Orthocentre of a Triangle

Learn what the orthocentre of a triangle is, how altitudes form it, and how its position changes with different triangle types, explained with simple diagrams and student-friendly notes.

1. What is the Orthocentre?

The orthocentre of a triangle is the point where the three altitudes of the triangle intersect. An altitude is a perpendicular drawn from a vertex to the opposite side (or the line containing that side).

        A
       /|
      / |\
     /  | \
    B---O---C
         O = orthocentre

2. Definition of Orthocentre

Definition: The orthocentre of a triangle is the common point of intersection of the three altitudes of the triangle.

If altitudes from vertices \(A\), \(B\), and \(C\) meet at point \(H\), then \(H\) is the orthocentre of \(\triangle ABC\).

3. Properties of the Orthocentre

  • It is the intersection point of the three altitudes.
  • The orthocentre’s location depends strongly on the type of triangle.
  • It can lie inside, on, or outside the triangle.
  • Altitudes always intersect at a single point (they are concurrent).

3.1. Altitude Behaviour

Each altitude is drawn from a vertex and meets the opposite side (or its extension) at a right angle (\(90^\circ\)). The orthocentre is the single point where all three such altitudes meet.

4. Location of the Orthocentre in Different Triangles

The orthocentre changes position depending on the type of triangle:

4.1. Acute-Angled Triangle

All angles are less than \(90^\circ\). The orthocentre lies inside the triangle.

4.2. Right-Angled Triangle

One angle is exactly \(90^\circ\). The orthocentre lies at the right-angle vertex. This happens because the two sides forming the right angle act as altitudes themselves.

4.3. Obtuse-Angled Triangle

One angle is greater than \(90^\circ\). The orthocentre lies outside the triangle. This is because one altitude has to be extended outside the boundary to meet the opposite side’s extension.

5. Constructing the Orthocentre

To construct the orthocentre of \(\triangle ABC\):

  1. Draw the altitude from vertex \(A\) to side \(BC\).
  2. Draw the altitude from vertex \(B\) to side \(AC\).
  3. The point where these two altitudes meet is the orthocentre \(H\).
  4. (Drawing the third altitude will also pass through the same point.)

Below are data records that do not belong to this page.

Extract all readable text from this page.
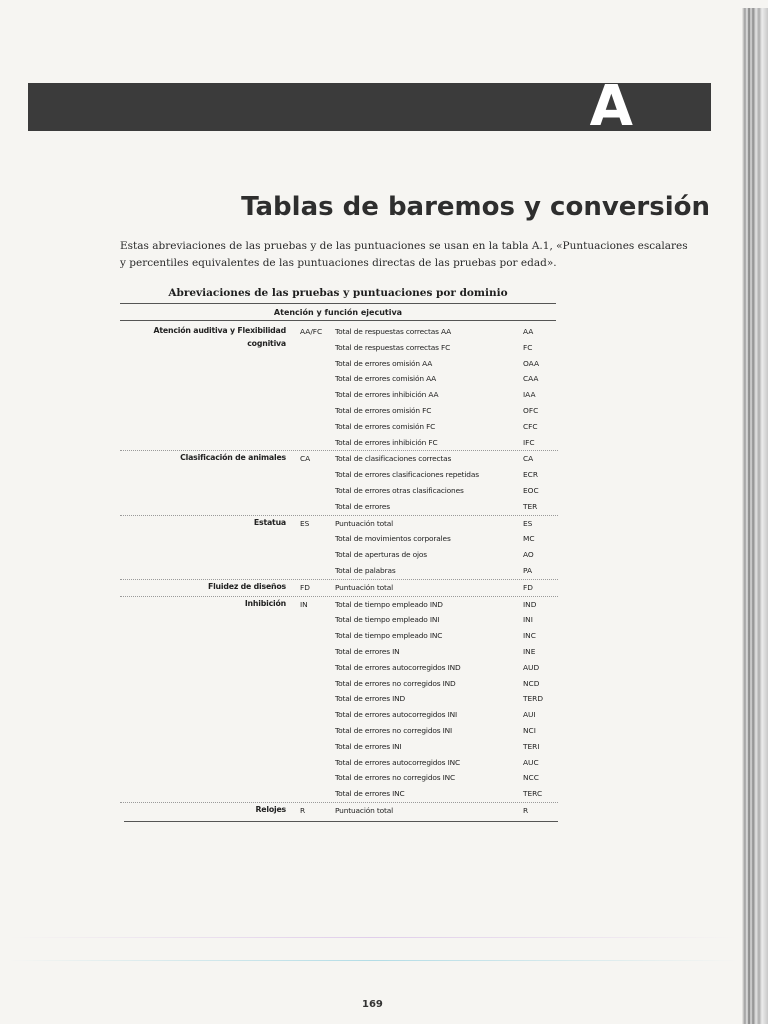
A
Tablas de baremos y conversión

Estas abreviaciones de las pruebas y de las puntuaciones se usan en la tabla A.1, «Puntuaciones escalares
y percentiles equivalentes de las puntuaciones directas de las pruebas por edad».

Abreviaciones de las pruebas y puntuaciones por dominio
Atención y función ejecutiva
Atención auditiva y Flexibilidad cognitiva
AA/FC	Total de respuestas correctas AA	AA
Total de respuestas correctas FC	FC
Total de errores omisión AA	OAA
Total de errores comisión AA	CAA
Total de errores inhibición AA	IAA
Total de errores omisión FC	OFC
Total de errores comisión FC	CFC
Total de errores inhibición FC	IFC
Clasificación de animales CA	Total de clasificaciones correctas	CA
Total de errores clasificaciones repetidas	ECR
Total de errores otras clasificaciones	EOC
Total de errores	TER
Estatua ES	Puntuación total	ES
Total de movimientos corporales	MC
Total de aperturas de ojos	AO
Total de palabras	PA
Fluidez de diseños FD	Puntuación total	FD
Inhibición IN	Total de tiempo empleado IND	IND
Total de tiempo empleado INI	INI
Total de tiempo empleado INC	INC
Total de errores IN	INE
Total de errores autocorregidos IND	AUD
Total de errores no corregidos IND	NCD
Total de errores IND	TERD
Total de errores autocorregidos INI	AUI
Total de errores no corregidos INI	NCI
Total de errores INI	TERI
Total de errores autocorregidos INC	AUC
Total de errores no corregidos INC	NCC
Total de errores INC	TERC
Relojes R	Puntuación total	R
169
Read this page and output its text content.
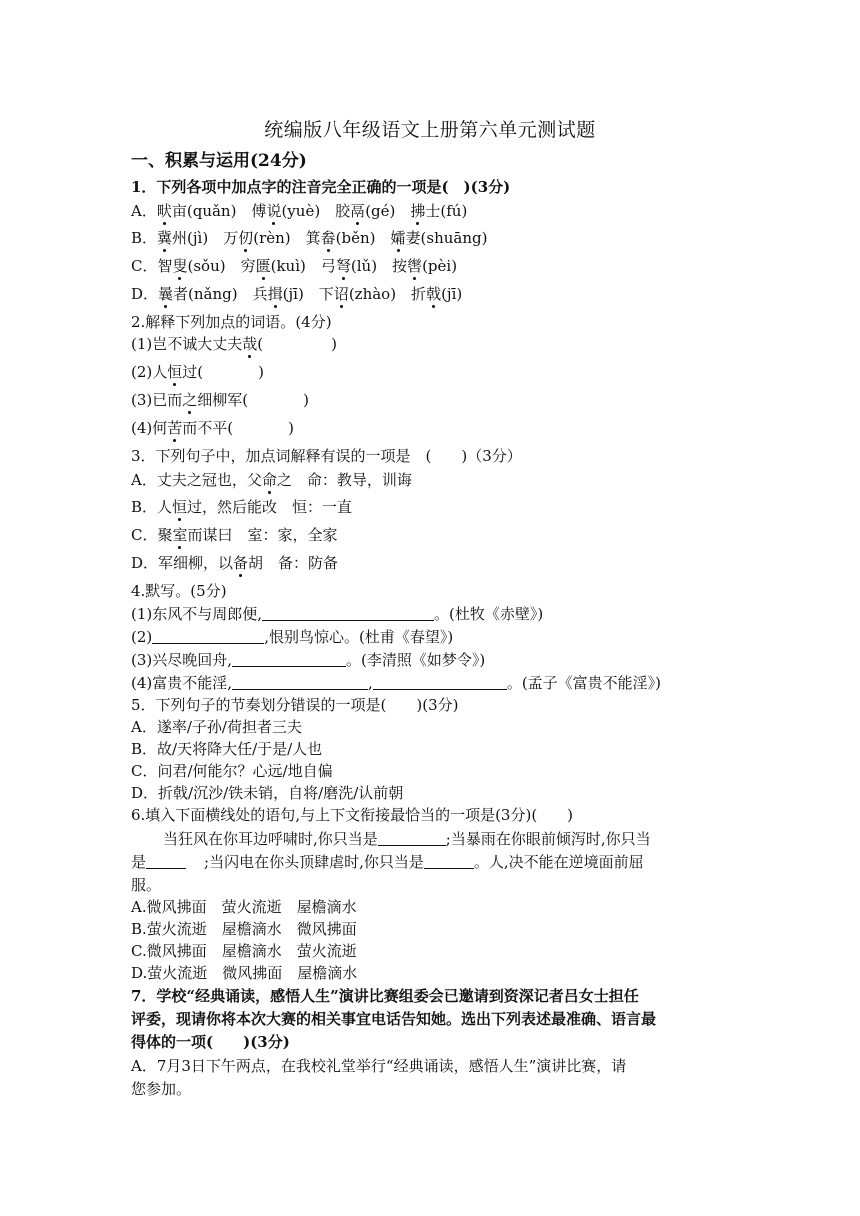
统编版八年级语文上册第六单元测试题
一、积累与运用(24分)
1．下列各项中加点字的注音完全正确的一项是(　)(3分)
A．畎亩(quǎn)　傅说(yuè)　胶鬲(gé)　拂士(fú)
B．冀州(jì)　万仞(rèn)　箕畚(běn)　孀妻(shuāng)
C．智叟(sǒu)　穷匮(kuì)　弓弩(lǔ)　按辔(pèi)
D．曩者(nǎng)　兵揖(jī)　下诏(zhào)　折戟(jī)
2.解释下列加点的词语。(4分)
(1)岂不诚大丈夫哉(	)
(2)人恒过(	)
(3)已而之细柳军(	)
(4)何苦而不平(	)
3．下列句子中，加点词解释有误的一项是　(　　)（3分）
A．丈夫之冠也，父命之　命：教导，训诲
B．人恒过，然后能改　恒：一直
C．聚室而谋曰　室：家，全家
D．军细柳，以备胡　备：防备
4.默写。(5分)
(1)东风不与周郎便,	。(杜牧《赤壁》)
(2)	,恨别鸟惊心。(杜甫《春望》)
(3)兴尽晚回舟,	。(李清照《如梦令》)
(4)富贵不能淫,	,	。(孟子《富贵不能淫》)
5．下列句子的节奏划分错误的一项是(　　)(3分)
A．遂率/子孙/荷担者三夫
B．故/天将降大任/于是/人也
C．问君/何能尔？心远/地自偏
D．折戟/沉沙/铁未销，自将/磨洗/认前朝
6.填入下面横线处的语句,与上下文衔接最恰当的一项是(3分)(　　)
当狂风在你耳边呼啸时,你只当是	;当暴雨在你眼前倾泻时,你只当
是	;当闪电在你头顶肆虐时,你只当是	。人,决不能在逆境面前屈
服。
A.微风拂面　萤火流逝　屋檐滴水
B.萤火流逝　屋檐滴水　微风拂面
C.微风拂面　屋檐滴水　萤火流逝
D.萤火流逝　微风拂面　屋檐滴水
7．学校“经典诵读，感悟人生”演讲比赛组委会已邀请到资深记者吕女士担任
评委，现请你将本次大赛的相关事宜电话告知她。选出下列表述最准确、语言最
得体的一项(　　)(3分)
A．7月3日下午两点，在我校礼堂举行“经典诵读，感悟人生”演讲比赛，请
您参加。
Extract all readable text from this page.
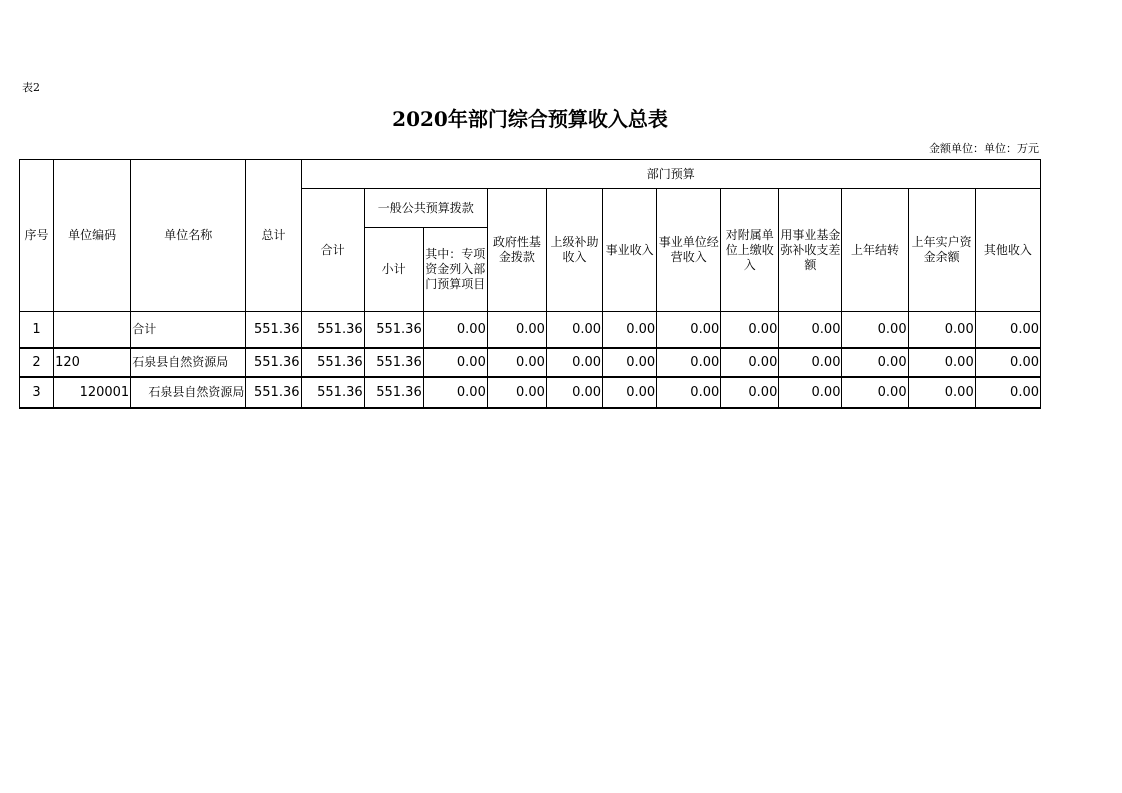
表2
2020年部门综合预算收入总表
金额单位：单位：万元
序号	单位编码	单位名称	总计	部门预算											
				合计	一般公共预算拨款		政府性基金拨款	上级补助收入	事业收入	事业单位经营收入	对附属单位上缴收入	用事业基金弥补收支差额	上年结转	上年实户资金余额	其他收入
					小计	其中：专项资金列入部门预算项目									

1		合计	551.36	551.36	551.36	0.00	0.00	0.00	0.00	0.00	0.00	0.00	0.00	0.00	0.00
2	120	石泉县自然资源局	551.36	551.36	551.36	0.00	0.00	0.00	0.00	0.00	0.00	0.00	0.00	0.00	0.00
3	120001	石泉县自然资源局	551.36	551.36	551.36	0.00	0.00	0.00	0.00	0.00	0.00	0.00	0.00	0.00	0.00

6. Why the Orthocentre is Important

The orthocentre helps in:

  • studying triangle geometry and concurrency of lines,
  • understanding how altitudes behave in different triangles,
  • proofs involving right triangles,
  • geometric constructions where perpendicular heights are needed.

It is one of the four major centres of a triangle (others are centroid, incentre and circumcentre).